Lemma 3.2 (see [12]) If $a, b, c$ are real and satisfy $-2\leq a<0$, $b\neq0$, $b\geq-1$ and $c>M(a, b)$, where

$M(a, b)=\max\{2+|a+b|, 1-ab\}, $

then the Gaussian hypergeometric function

${_2 F_1}(a, b, c;z)=\sum\limits_{k=0}^{\infty}\frac{(a)_k(b)_k}{(c)_k k!}z^{k}$

is convex in $\mathbb{U}$.

Corollary 3.2 Let $b_j\in(-1, 0)\cup(0, 1)$ and $j\in\{1, 2, \cdots, s\}$. If $\widetilde{b_j}>3+|b_j|$, then

$\sum\limits_{k=0}^{\infty}\frac{(b_j)_k}{(\widetilde{b_j})_k}z^{k+1}\in\mathcal{K}.$

Proof If we choose $b=1, a=b_j-1, c=\widetilde{b_j}-1$ in Lemma 3.2, then we obtain that

$F(z)=\sum\limits_{k=0}^{\infty}\frac{(b_j-1)_k}{(\widetilde{b_j}-1)_k}z^{k}$

is convex in $\mathbb{U}$ for $b_j\neq0, -1, -2, \cdots$; $-2\leq b_j-1<0$ and $\widetilde{b_j}-1>M(a, b)=2+|b_j|$. It is clear that $G(z)=\frac{\widetilde{b_j}-1}{b_j-1}[F(z)-1]\in\mathcal{K}$. After some calculations we have that

$G(z)=\sum\limits_{k=0}^{\infty}\frac{(b_j)_k}{(\widetilde{b_j})_k}z^{k+1}$

and this completes the proof.

Corollary 3.3 Let $b_j\in(-1, 0)\cup(0, 1)$ and $j\in\{1, 2, \cdots, s\}$. If $\widetilde{b_j}>3+|b_j|$, then

$W_p(\mathcal{H}(b_j);A, B)\subseteq W_p(\mathcal{H}(\widetilde{b_j});A, B).$

Proof The proof follows as the proof of Corollary 3.1 by using Corollary 3.2.

Corollary 3.4 Let $m\in\mathbb{N}$ and $j\in\{1, 2, \cdots, s\}$. If ${\rm Re}(b_j)>1$, then

$W_p(\mathcal{H}(b_j);A, B)\subseteq W_p(\mathcal{H}(b_j+m);A, B).$

Proof Obviously, it is sufficient to prove this corollary only for $m=1$. If $f\in W_p(\mathcal{H}(b_j);A, B)$, then $H(z)=z^{1-p}\mathcal{H}(b_j)f(z)\in\mathcal{S}^*(A, B)\subseteq\mathcal{S}^*$. Let us denote

$\frac{zH'(z)}{H(z)}=\frac{1+A\omega(z)}{1+B\omega(z)} =\phi[\omega(z)] (z\in\mathbb{U}), $

where $\phi$ is convex univalent and $|\omega(z)|<1$ in $\mathbb{U}$ with $\omega(0)=0=\phi(0)-1$ and ${\rm Re}[\phi(z)]>0$. If ${\rm Re}(b_j)>1$, then

$G(z)=\sum\limits_{k=1}^{\infty}\frac{(b_j-1)+1}{(b_j-1)+k}z^{k} (z\in\mathbb{U})$

belongs to the class $\mathcal{K}$ of convex functions (see [14]).

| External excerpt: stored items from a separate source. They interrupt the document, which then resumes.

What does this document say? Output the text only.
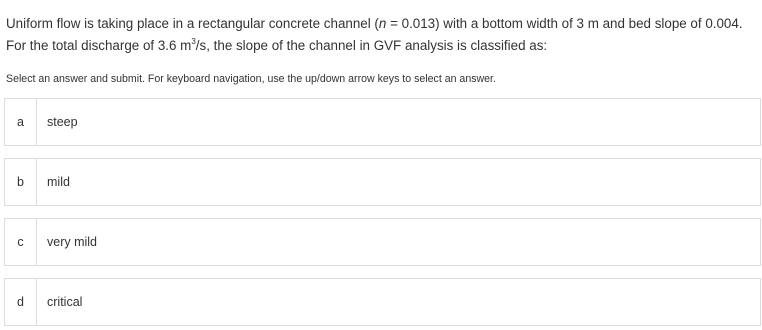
Uniform flow is taking place in a rectangular concrete channel (n = 0.013) with a bottom width of 3 m and bed slope of 0.004. For the total discharge of 3.6 $m^3/s$, the slope of the channel in GVF analysis is classified as:
Select an answer and submit. For keyboard navigation, use the up/down arrow keys to select an answer.
a	steep
b	mild
c	very mild
d	critical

Therefore, by (2.7), we have

$\begin{array}{*{35}{l}} \frac{z{{[{{z}^{1-p}}\mathcal{H}({{b}_{j}}+1)f(z)]}^{\prime }}}{{{z}^{1-p}}\mathcal{H}({{b}_{j}}+1)f(z)}&=\frac{{{[G(z)*zH(z)]}^{\prime }}}{G(z)*H(z)}=\frac{G(z)*z{H}'(z)}{G(z)*H(z)} \\ {}&=\frac{G(z)*\phi [\omega (z)]H(z)}{G(z)*H(z)}\in \overline{\text{co}}\phi (\mathbb{U}). \\ \end{array}$

Analogous to the proof of Theorem 2.5, we obtain that $f\in W_p(\mathcal{H}(b_j+1);A, B)$.